Wat was dan wijsheid? De hele nacht maar een beetje rond de poort rondhangen tot deze weer open zou gaan was geen optie. Zeker niet in de winter. Om eventuele problemen te vermijden waren buiten beide stadspoorten logementen of herbergen aanwezig. Aan de noordkant was dat herberg De Gouden Leeuw op de hoek van de Doelenstraat en aan de zuidkant was dat Logement De Prins, waar nu de Beddenspecialist (nog) zit. Die stadspoorten waren niet de enige obstakels die de bezoeker aan Almelo tegen kon komen. Rondom het stadje waren overal tolpoorten opgericht en die gingen ‘s avonds ook dicht. Met die avondklok is dus niets nieuw onder de zon. De tolpoorten zijn inmiddels allemaal verdwenen, maar hebben hier en daar sporen nagelaten. De bekendste is de tol in de Gravenallee. Aan de gevel van het tolhuis hangt nog een bord met de tarieven. Een andere naam die nog lang de herinnering in leven heeft gehouden, is die van de Ronneboom in de Grotestraat. Aan het eind van de 16de eeuw wordt daar nog een slag – of afsluitboom gemeld.
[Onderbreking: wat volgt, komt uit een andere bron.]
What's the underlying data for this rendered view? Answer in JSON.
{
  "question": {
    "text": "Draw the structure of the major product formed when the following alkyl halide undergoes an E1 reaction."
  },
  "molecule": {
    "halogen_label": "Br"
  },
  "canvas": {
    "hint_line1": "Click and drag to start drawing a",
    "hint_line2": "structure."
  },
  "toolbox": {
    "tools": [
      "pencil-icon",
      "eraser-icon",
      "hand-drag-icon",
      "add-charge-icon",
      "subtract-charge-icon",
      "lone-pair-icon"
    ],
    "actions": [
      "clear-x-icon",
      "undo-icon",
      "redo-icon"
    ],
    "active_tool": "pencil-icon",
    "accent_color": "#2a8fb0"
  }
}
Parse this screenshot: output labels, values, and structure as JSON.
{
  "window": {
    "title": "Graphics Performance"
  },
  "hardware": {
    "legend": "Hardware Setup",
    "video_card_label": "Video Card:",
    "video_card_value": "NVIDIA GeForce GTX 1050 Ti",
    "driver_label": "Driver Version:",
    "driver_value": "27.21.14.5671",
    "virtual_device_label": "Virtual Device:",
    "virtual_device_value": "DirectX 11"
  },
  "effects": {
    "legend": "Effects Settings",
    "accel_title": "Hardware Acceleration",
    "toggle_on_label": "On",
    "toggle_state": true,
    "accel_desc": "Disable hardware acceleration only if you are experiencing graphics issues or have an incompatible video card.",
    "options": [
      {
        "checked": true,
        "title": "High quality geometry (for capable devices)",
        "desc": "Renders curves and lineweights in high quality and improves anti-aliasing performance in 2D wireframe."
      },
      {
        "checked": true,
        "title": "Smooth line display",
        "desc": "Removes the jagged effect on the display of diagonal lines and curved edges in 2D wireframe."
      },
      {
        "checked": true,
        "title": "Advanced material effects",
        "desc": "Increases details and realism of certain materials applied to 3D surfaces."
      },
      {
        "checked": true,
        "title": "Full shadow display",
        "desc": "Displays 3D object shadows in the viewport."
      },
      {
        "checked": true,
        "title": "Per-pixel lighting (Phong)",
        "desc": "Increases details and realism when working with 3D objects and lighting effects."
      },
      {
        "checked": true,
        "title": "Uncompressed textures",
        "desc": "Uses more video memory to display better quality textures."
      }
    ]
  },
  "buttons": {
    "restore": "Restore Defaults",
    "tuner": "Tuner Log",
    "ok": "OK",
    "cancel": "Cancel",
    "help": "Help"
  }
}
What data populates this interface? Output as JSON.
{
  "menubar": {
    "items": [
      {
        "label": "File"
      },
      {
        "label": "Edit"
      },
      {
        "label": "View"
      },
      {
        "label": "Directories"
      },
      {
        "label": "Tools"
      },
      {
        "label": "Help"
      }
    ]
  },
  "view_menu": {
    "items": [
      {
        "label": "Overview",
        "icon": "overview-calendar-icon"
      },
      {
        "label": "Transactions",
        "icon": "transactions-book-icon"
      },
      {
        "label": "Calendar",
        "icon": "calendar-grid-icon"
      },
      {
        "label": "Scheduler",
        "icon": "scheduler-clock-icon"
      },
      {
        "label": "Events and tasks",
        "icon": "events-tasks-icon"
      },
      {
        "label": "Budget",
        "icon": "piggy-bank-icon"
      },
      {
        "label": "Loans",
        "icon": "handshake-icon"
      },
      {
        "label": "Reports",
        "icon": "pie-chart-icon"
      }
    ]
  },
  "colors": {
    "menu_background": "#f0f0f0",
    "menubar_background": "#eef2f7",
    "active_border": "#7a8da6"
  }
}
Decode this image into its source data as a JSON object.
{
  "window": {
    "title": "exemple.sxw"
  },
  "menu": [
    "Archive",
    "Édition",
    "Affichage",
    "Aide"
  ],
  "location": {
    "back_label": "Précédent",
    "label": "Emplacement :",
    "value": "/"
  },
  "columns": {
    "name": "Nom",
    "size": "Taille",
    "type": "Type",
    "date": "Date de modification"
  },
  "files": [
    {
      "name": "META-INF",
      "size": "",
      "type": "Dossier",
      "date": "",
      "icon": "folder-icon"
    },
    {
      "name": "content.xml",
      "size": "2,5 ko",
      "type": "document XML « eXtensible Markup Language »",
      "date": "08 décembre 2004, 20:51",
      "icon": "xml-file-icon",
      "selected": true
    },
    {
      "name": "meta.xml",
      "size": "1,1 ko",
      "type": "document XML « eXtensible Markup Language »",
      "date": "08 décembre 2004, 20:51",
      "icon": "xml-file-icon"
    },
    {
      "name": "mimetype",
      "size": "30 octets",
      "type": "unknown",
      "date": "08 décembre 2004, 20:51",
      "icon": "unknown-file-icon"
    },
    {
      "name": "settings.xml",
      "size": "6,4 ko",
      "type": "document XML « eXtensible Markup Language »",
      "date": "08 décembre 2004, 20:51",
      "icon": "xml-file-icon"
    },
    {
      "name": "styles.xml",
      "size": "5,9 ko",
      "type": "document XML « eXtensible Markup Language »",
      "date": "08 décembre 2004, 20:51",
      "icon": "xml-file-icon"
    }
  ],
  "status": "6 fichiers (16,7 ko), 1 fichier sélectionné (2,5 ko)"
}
Andere namen die met dat verre verleden te maken hebben zijn de Oosteres en de Westeres bij de voormalige Eschpoort en de Schuttenstraat die ligt waar vroeger de Schuttenbeek stroomde. ( op foto tussen cafe De Stam en de Gastrobar). Die beek was slechts een van de vele beekjes die in en rond Almelo te vinden waren. Aan de ene kant boden zij een zekere mate van bescherming tegen allerlei onwelkom gespuis, maar aan de andere kant zorgden zij ook vaak voor veel wateroverlast in het relatief laag gelegen stadje. Het is dan ook niet denkbeeldig dat veel inwoners in die tijd een bootje bij huis hadden liggen zoals nu bijvoorbeeld in de Zaanstreek veel voorkomt.